ML Capital has a two-fold approach to distribution, namely Passive and Active, which focuses on the manager and the investor respectively. ML Capital ensures the highest possible service quality for all fund structures on its MontLake UCITS platform so that the investor has the best possible investment experience. 

Passive distribution is offered to all fund manager and focuses on market accessibility and visibility, ranging from the regulatory requirements of passporting to specific investor needs, such as tax reporting, platform accessibility and much more. Active distribution, on the other hand, is only offered to a small handful of fund managers. 

“A lot of managers we work with already have their own distribution networks and sales teams, or do not meet our clients’ needs. In that situation, we simply provide infrastructure support on the platform,” explains Kenneth Sim (pictured), Head of Sales, ML Capital. 

“Often, we invite managers with distribution needs to join MontLake because we specifically want their strategy to be part of our exclusive distribution mandate. The key is to ensure that our commitment is based on the demand for their investment strategy in the marketplace. Simply put, the priority for each sub-fund is to raise the most assets possible. To achieve this, we will only consider complementary, not competing, strategies.” 

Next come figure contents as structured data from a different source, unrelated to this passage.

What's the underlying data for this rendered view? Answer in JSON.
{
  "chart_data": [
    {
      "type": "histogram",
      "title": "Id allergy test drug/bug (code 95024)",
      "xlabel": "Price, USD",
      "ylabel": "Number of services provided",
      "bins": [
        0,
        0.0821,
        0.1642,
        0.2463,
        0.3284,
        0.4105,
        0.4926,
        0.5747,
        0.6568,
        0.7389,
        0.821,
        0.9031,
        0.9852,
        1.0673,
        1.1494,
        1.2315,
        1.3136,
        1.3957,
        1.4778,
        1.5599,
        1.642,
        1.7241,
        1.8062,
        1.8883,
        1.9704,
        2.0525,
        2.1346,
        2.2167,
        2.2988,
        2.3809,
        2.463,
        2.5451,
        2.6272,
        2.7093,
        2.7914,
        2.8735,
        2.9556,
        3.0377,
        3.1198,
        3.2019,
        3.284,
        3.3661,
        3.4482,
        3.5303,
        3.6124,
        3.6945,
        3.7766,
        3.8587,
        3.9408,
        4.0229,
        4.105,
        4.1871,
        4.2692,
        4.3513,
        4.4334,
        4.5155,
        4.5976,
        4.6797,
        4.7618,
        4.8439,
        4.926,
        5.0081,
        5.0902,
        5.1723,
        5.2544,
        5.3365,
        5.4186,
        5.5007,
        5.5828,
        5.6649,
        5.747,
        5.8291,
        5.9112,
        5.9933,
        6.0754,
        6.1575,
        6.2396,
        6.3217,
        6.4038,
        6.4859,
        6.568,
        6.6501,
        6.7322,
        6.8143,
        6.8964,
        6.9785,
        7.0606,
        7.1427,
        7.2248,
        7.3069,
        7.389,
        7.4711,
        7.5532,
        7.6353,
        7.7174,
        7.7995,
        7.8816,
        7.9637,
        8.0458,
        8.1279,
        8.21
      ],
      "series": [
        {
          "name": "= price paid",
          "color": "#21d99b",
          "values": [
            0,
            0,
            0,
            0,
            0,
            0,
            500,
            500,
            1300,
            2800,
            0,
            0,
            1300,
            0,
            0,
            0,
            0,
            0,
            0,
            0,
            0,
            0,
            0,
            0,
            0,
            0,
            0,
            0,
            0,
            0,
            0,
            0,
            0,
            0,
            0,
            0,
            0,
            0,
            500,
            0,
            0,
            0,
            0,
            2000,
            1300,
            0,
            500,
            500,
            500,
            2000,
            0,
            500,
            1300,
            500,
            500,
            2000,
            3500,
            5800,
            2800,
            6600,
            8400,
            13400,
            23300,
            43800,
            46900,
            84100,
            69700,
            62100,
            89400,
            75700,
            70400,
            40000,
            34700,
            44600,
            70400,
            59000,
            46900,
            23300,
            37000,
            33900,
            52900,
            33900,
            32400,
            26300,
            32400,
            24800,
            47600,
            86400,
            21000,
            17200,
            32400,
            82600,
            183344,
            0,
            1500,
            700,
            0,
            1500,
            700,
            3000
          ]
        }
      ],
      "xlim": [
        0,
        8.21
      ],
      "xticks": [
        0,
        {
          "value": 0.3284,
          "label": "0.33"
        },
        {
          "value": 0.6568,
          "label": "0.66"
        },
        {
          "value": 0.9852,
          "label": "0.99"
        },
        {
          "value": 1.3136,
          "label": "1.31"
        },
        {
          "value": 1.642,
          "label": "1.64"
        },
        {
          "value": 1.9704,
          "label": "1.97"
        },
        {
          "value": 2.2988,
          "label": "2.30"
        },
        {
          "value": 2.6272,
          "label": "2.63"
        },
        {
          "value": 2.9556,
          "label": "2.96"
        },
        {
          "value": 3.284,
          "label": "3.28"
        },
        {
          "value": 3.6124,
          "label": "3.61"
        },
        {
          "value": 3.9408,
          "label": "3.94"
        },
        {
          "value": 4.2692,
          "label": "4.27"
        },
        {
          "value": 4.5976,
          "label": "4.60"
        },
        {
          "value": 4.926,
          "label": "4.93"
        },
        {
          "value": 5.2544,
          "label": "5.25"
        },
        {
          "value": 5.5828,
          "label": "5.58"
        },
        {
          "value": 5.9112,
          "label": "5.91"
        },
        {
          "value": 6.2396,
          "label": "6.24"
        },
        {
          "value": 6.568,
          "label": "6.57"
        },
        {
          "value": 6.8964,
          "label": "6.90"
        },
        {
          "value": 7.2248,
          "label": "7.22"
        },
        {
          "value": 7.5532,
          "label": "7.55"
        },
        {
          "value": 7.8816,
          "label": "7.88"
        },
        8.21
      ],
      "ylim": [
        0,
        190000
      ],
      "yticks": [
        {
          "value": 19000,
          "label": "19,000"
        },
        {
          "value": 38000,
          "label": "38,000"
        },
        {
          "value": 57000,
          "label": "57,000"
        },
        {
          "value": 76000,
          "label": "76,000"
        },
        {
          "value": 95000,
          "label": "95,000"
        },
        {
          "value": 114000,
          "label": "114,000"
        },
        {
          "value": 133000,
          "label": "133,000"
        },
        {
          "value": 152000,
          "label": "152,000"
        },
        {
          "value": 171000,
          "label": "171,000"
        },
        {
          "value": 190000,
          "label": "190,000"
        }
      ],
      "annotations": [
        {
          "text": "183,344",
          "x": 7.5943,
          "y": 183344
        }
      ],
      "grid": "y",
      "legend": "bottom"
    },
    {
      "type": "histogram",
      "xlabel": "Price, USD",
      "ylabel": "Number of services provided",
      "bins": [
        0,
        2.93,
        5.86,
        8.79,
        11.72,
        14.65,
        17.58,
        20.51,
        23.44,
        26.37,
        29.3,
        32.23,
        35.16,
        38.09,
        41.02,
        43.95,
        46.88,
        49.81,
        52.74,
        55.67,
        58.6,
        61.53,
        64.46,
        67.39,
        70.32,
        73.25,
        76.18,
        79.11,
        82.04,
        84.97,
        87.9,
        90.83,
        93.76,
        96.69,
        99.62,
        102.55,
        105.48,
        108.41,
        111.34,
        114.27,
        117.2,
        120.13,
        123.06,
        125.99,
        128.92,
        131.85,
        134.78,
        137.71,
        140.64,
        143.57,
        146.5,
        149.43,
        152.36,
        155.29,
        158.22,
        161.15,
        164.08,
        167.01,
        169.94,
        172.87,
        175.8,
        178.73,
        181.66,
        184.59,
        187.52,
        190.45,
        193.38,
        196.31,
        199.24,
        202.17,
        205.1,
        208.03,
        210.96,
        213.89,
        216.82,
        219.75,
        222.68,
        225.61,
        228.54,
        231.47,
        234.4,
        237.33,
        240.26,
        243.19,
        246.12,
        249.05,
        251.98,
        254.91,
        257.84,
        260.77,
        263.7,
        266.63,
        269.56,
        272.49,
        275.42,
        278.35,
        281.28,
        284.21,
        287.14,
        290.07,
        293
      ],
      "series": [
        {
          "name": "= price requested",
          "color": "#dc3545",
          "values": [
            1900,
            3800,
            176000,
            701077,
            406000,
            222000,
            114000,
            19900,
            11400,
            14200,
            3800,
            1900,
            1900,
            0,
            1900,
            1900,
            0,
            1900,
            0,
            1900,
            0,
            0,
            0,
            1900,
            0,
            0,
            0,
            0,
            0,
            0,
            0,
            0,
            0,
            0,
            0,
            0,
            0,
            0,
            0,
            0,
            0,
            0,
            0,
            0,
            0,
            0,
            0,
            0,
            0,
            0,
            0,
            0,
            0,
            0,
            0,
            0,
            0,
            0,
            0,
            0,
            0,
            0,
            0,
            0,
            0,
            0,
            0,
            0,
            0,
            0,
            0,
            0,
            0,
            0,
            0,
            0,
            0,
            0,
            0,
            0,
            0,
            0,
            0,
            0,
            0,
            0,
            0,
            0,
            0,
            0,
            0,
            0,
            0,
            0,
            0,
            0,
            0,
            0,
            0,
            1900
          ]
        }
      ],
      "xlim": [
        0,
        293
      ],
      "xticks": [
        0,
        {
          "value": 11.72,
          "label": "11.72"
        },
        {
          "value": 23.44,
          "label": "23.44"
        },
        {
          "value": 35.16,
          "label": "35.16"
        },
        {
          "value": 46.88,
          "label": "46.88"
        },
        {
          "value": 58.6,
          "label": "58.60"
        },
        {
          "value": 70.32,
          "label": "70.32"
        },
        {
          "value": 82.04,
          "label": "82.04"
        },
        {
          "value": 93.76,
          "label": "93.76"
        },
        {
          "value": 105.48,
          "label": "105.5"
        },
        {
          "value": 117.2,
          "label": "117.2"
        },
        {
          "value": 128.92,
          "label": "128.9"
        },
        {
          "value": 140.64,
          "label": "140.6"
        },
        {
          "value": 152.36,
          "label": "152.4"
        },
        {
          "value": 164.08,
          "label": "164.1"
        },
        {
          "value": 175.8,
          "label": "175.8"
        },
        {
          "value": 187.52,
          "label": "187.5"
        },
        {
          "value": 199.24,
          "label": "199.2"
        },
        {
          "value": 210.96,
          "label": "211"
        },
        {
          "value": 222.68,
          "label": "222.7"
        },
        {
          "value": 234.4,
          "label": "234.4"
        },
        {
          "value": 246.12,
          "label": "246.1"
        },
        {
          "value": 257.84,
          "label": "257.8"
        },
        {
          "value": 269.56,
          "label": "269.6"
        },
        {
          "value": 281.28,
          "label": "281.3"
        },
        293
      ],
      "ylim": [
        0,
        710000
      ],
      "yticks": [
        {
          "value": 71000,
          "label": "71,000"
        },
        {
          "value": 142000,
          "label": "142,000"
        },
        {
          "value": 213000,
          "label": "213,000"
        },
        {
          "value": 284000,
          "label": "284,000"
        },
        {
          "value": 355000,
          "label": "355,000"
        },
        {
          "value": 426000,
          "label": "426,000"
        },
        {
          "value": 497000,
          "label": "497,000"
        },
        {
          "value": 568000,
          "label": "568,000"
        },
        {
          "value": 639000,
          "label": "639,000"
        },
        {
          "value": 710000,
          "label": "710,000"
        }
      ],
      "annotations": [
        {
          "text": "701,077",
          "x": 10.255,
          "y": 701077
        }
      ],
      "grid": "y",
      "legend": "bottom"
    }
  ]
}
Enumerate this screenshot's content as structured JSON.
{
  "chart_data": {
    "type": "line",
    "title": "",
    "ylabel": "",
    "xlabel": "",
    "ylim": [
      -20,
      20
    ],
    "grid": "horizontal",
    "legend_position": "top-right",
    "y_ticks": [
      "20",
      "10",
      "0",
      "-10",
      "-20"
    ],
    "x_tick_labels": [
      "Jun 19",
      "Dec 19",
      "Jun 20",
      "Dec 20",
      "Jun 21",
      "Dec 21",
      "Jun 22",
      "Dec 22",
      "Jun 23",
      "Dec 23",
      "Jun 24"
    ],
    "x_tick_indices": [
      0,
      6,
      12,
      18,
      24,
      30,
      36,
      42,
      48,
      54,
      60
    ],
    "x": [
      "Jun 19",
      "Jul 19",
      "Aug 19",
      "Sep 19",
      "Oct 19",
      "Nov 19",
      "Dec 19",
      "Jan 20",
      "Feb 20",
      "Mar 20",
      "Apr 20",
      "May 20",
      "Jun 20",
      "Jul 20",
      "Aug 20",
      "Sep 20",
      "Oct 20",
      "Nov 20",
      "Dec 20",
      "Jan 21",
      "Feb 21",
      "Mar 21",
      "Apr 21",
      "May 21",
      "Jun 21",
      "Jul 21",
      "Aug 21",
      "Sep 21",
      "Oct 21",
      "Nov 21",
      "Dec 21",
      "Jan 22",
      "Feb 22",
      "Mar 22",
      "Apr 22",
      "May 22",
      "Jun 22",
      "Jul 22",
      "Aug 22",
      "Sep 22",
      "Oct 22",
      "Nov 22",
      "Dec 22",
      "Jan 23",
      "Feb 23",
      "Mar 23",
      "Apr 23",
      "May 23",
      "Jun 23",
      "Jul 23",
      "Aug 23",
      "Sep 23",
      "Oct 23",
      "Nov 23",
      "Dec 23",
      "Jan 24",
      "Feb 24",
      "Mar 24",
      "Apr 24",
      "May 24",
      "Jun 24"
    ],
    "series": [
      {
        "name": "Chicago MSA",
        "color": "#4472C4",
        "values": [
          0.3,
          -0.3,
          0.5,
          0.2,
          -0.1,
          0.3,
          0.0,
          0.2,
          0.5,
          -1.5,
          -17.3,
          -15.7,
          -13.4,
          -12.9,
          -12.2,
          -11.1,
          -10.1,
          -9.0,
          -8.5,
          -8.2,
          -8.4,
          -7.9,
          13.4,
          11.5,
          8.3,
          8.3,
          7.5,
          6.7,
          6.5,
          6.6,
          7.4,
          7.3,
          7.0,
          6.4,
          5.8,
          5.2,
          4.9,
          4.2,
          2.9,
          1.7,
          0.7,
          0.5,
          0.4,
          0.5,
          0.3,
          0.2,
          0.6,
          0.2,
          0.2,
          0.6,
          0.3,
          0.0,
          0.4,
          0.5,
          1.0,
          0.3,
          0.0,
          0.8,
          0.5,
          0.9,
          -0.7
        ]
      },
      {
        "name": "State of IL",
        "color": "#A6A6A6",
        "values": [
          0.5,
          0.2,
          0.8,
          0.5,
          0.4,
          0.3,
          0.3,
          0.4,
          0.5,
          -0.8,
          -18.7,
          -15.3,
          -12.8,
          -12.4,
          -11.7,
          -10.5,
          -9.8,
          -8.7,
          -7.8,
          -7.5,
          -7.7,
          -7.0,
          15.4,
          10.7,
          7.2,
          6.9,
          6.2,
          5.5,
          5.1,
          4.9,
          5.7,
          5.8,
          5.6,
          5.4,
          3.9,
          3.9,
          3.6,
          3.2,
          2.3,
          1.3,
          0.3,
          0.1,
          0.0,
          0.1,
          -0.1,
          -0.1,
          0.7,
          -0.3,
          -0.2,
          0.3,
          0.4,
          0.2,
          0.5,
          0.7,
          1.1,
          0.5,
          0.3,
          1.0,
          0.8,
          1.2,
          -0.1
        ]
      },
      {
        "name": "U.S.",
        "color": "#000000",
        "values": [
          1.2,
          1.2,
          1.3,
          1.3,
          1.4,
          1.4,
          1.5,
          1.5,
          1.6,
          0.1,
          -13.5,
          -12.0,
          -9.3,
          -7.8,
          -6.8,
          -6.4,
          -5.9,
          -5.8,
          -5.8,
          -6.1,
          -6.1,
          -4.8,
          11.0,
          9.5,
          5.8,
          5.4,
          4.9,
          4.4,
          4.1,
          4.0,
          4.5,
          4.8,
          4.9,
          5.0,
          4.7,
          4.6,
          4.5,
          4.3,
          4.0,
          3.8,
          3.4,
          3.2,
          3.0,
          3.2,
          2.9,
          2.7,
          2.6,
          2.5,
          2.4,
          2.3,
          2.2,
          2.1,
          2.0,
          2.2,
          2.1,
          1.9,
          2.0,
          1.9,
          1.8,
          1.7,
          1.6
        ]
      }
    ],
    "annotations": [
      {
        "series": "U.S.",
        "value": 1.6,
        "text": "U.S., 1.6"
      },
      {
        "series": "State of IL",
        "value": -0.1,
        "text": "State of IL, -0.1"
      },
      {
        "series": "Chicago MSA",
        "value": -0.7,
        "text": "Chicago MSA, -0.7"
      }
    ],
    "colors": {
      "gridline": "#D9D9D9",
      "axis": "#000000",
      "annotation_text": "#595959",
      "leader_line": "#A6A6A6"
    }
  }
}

 The goal is to always match investor demand with manager supply. 

“We take the time to listen to our clients and focus our efforts on finding suitable investment solutions for their portfolios,” adds Sim. 

The firm has seven active sales people dedicated to selling funds on the platform. They come from a range of different cultural backgrounds across Europe, are all multi-lingual and have experience raising capital in Europe. ML Capital’s core sales regions include the UK, Ireland, French-speaking parts of Europe (Geneva, Paris, Benelux), German-speaking parts of Europe (Zurich, Austria and Germany) and Italy.

ML Capital’s sales team has an ongoing dialogue with investors across Europe to determine the issues they face today, from a UCITS investment perspective. Where do they feel there is a lack of manager supply? What are the issues they are facing in their investment portfolios? With correlations rising in the market, how do you find managers and strategies that can help diversify some of the risks away in an investor’s portfolio? 

“On the one hand we have seen demand from German allocators for higher volatility managers who look to maximise their alternatives exposure. However, in Switzerland and the UK demand remains strong for lower volatility products. The common thread is a desire for these returns and risk exposures to be taken independent of broader equity and fixed income market movements, coupled with an ability to protect or even perform in varying bear markets,” says Sim.

Whilst it’s important to know the investor, one also has to understand the market from a fund investment infrastructure perspective. If a fund is not correctly plumbed into each market, from a tax reporting and compliance perspective, or from a fund distribution platform perspective, it will face difficulties.

“Oftentimes, UCITS funds (on distribution platforms) fail to raise capital because the manager doesn’t receive the ongoing support to really engage with investors actively by doing roadshows, exchanging information and keeping the clients updated, all of which will make that distribution channel a success,” concludes Sim.